La forza dello sguardo
Quest’estate mi sono trovato a visitare la bellissima cattedrale di Salerno. All’ingresso trovo un giovane che faceva semplicemente l’elemosina. Spontaneamente gli dico: «Perché non dai qualche informazione sulla chiesa ai turisti, visto che sei qui tutti i giorni?». Sul momento non risponde. Faccio il mio giro (un po’ frettoloso) e mentre ripasso accanto al ragazzo, questo mi dice: «Ma non hai visto la cripta? Se non vedi quella, ti perdi la cosa più bella della chiesa». Mi aveva quindi seguito con lo sguardo, dopo quella mia domanda, aveva osservato i miei passi.

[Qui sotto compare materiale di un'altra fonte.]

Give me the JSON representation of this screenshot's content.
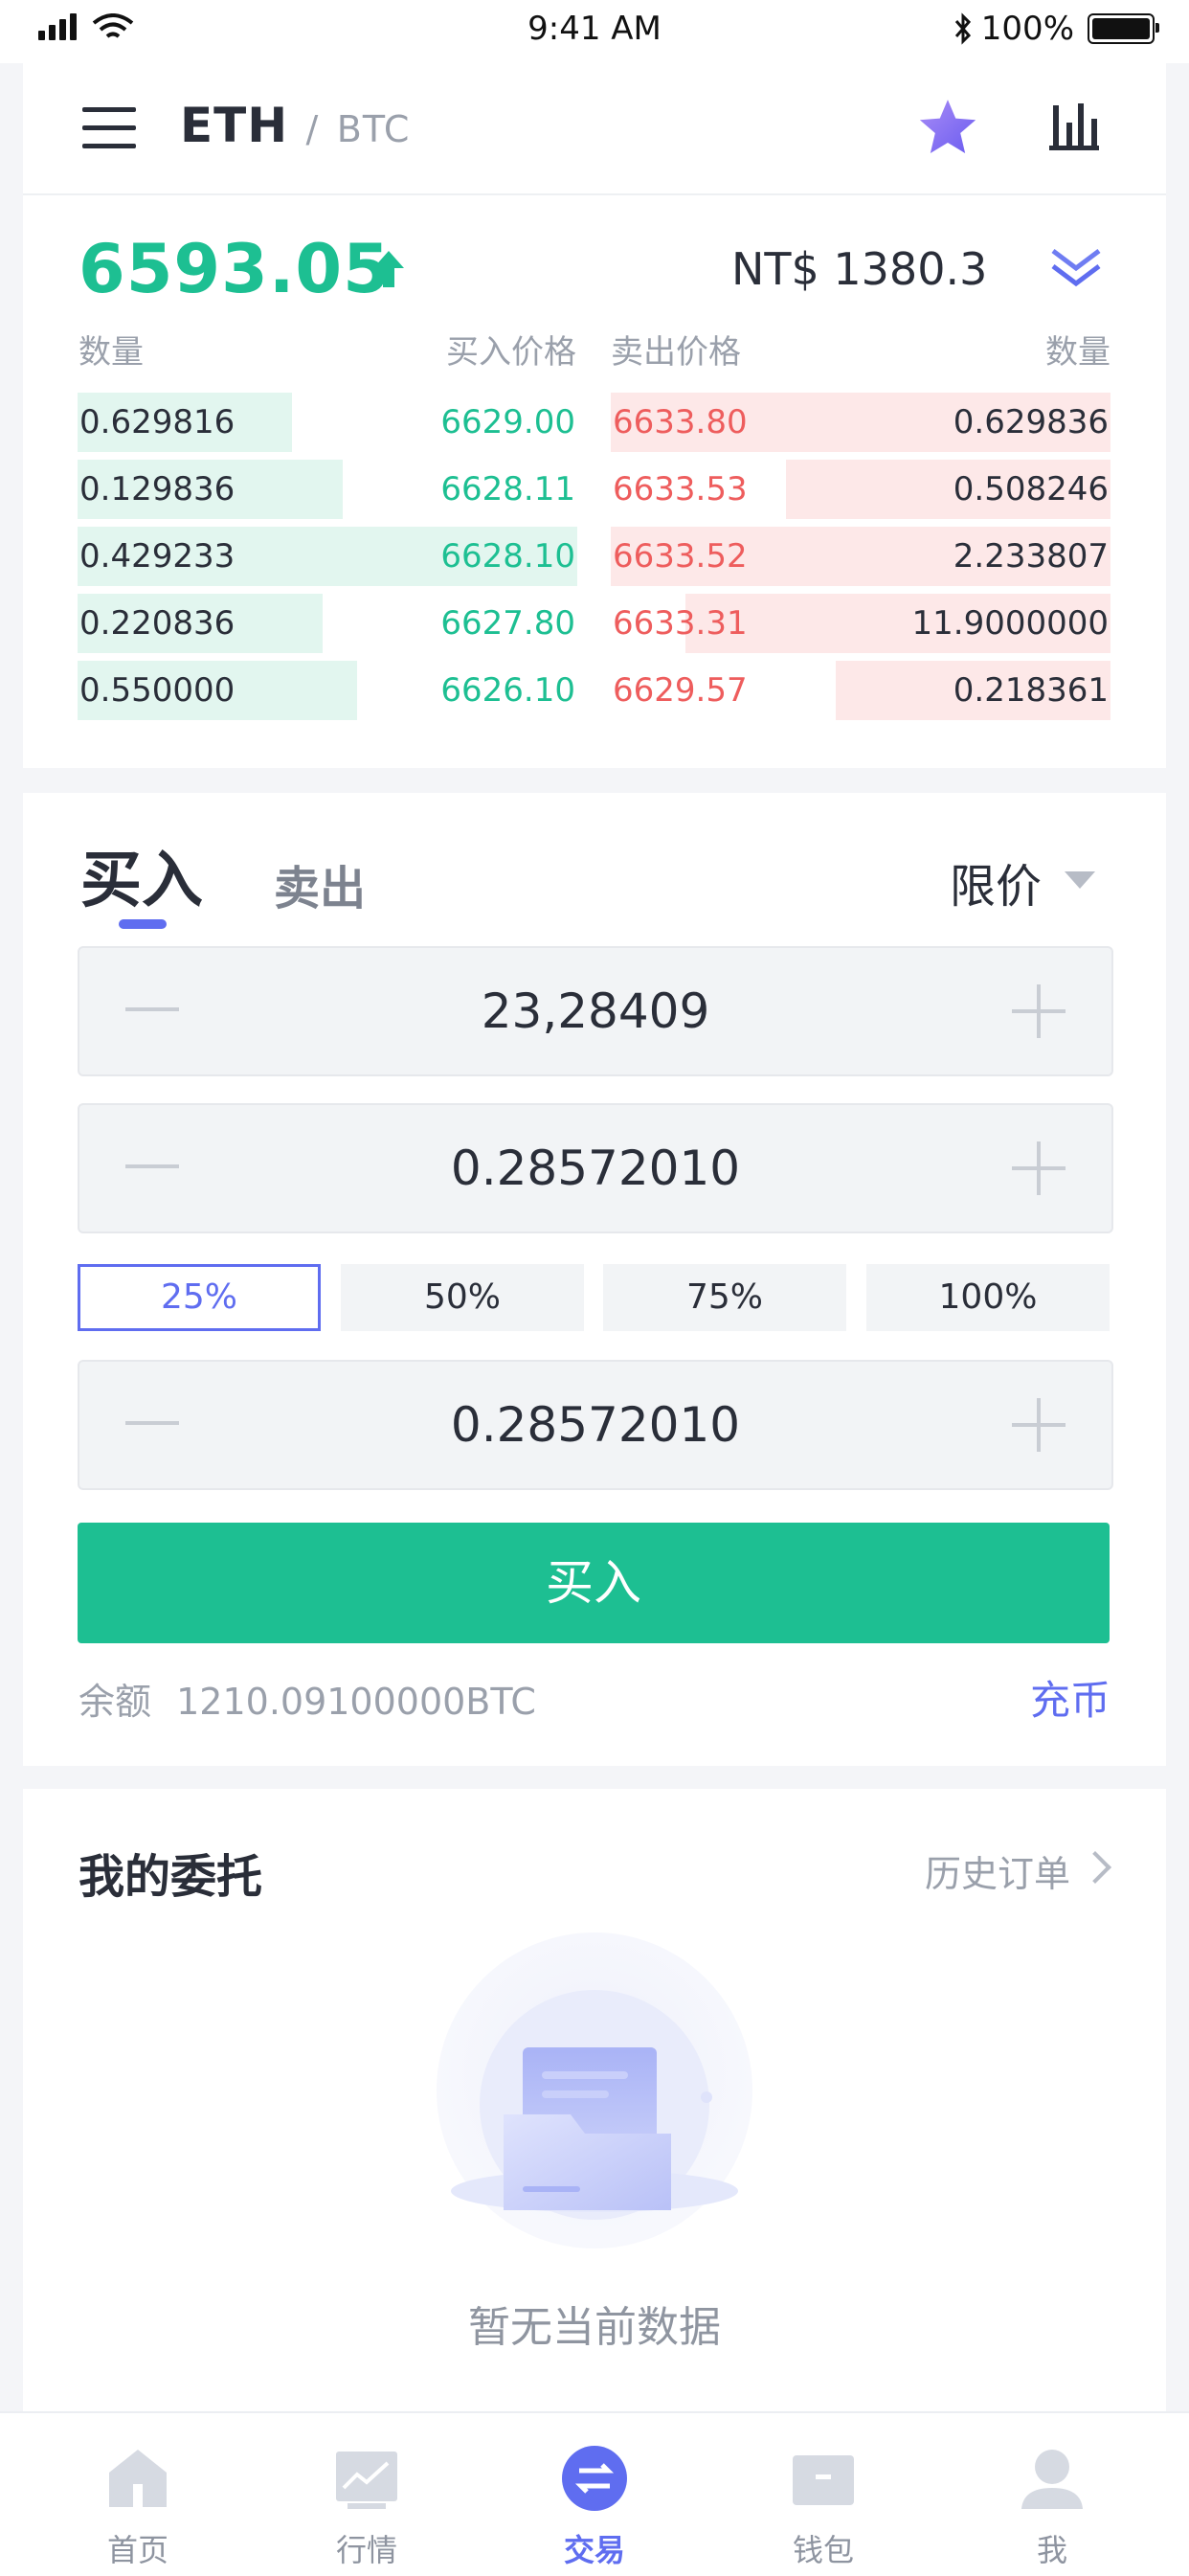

Lo ringrazio, torno indietro e vado a visitare la cripta, che mi lascia senza fiato per la sua bellezza. Mentre uscivo, l’ho ringraziato, e gli ho dato una mancia. Mentre lo salutavo, lui continuava a dirmi: «Guarda all’ingresso: c’è una scultura importante»; «E poi guarda anche il portone, è stato fatto a Costantinopoli», e ancora altre informazioni sulla chiesa, che aveva imparato nell’ascolto silenzioso delle molte guide che passano in quel luogo.
E mi chiedevo: chissà se sono stato il primo a chiedere a quel giovane qualcosa di diverso, a prenderlo sul serio, ad invitarlo a mettersi in una logica di reciprocità. Immaginavo i suoi ragionamenti: «Questo signore sconosciuto, chiedendomi di dargli qualche informazione, non mi vede solo come uno “scarto”, non mi ha visto come qualcuno che sa solo stendere la mano. Mi ha fatto una domanda come fossi una “persona”». In realtà, la sola cosa che avevo fatto era stato guardare un essere umano che mi si presentava di fronte, essere attento alla vita che mi scorreva accanto e riconoscerla per come mi si presentava: nel volto di un giovane immigrato, che sentivo doveva essere qualcosa di diverso da come si mostrava. E ho capito che quel giovane era più grande della sua richiesta di elemosina. Ma forse neanche lui se lo ricordava, abituato solo a chiedere monetine.
E poi ho pensato a quanta reciprocità inespressa c’è nelle nostre città, e in generale al grande tema della povertà e della marginalità. Le persone per attivarsi hanno bisogno prima di tutto di essere viste, guardate negli occhi. Senza questo sguardo di riconoscimento, le persone non si rialzano, soprattutto quando sono “sedute” da anni. Raramente ci si rialza da soli. Ci si rialza se nel rapporto con qualcuno ci accorgiamo che abbiamo anche noi qualcosa da dare.
Uno dei problemi legati alla povertà è pensare che la soluzione abbia a che fare con il ricevere. E invece si esce dalle trappole di povertà se si riesce a dare, quando dentro un rapporto sono messo nelle condizioni di poter dare qualcosa a qualcuno. Il vero aiuto che possiamo dare a una persona povera è la possibilità di sentirsi degno di dare qualcosa. Ma noi continuiamo a guardare la mano che chiede come mano che sa solo ricevere, e ci dimentichiamo che quella mano può dare molto di più di quanto può ricevere.
Di fronte a persone che si trovano in condizioni di indigenza, lo sforzo dei governi e delle associazioni deve concentrarsi soprattutto nell’aiutare queste persone a rialzarsi per tornare a donare dentro rapporti di reciprocità. Ma, prima, le devono guardare come persone che hanno qualcosa da dare, che non sono così povere da non poterci dare nulla.
Se non avessi incontrato quell’uomo sulla soglia della chiesa, se entrando nel luogo sacro non avessi capito che sulla porta c’era qualcosa più sacro del tempio che stavo per visitare (niente sulla terra è più sacro di un uomo), non avrei visto il tesoro di quella chiesa (la cripta), non avrei incontrato una persona, e non avrei scritto questo articolo. Ma prima ho dovuto vederlo. La prima povertà dei poveri consiste nel non essere visti, diventano invisibili o visti solo in superficie, perché ci fermiamo all’involucro della loro anima. Chissà quante “cripte” bellissime ci perdiamo ogni giorno?!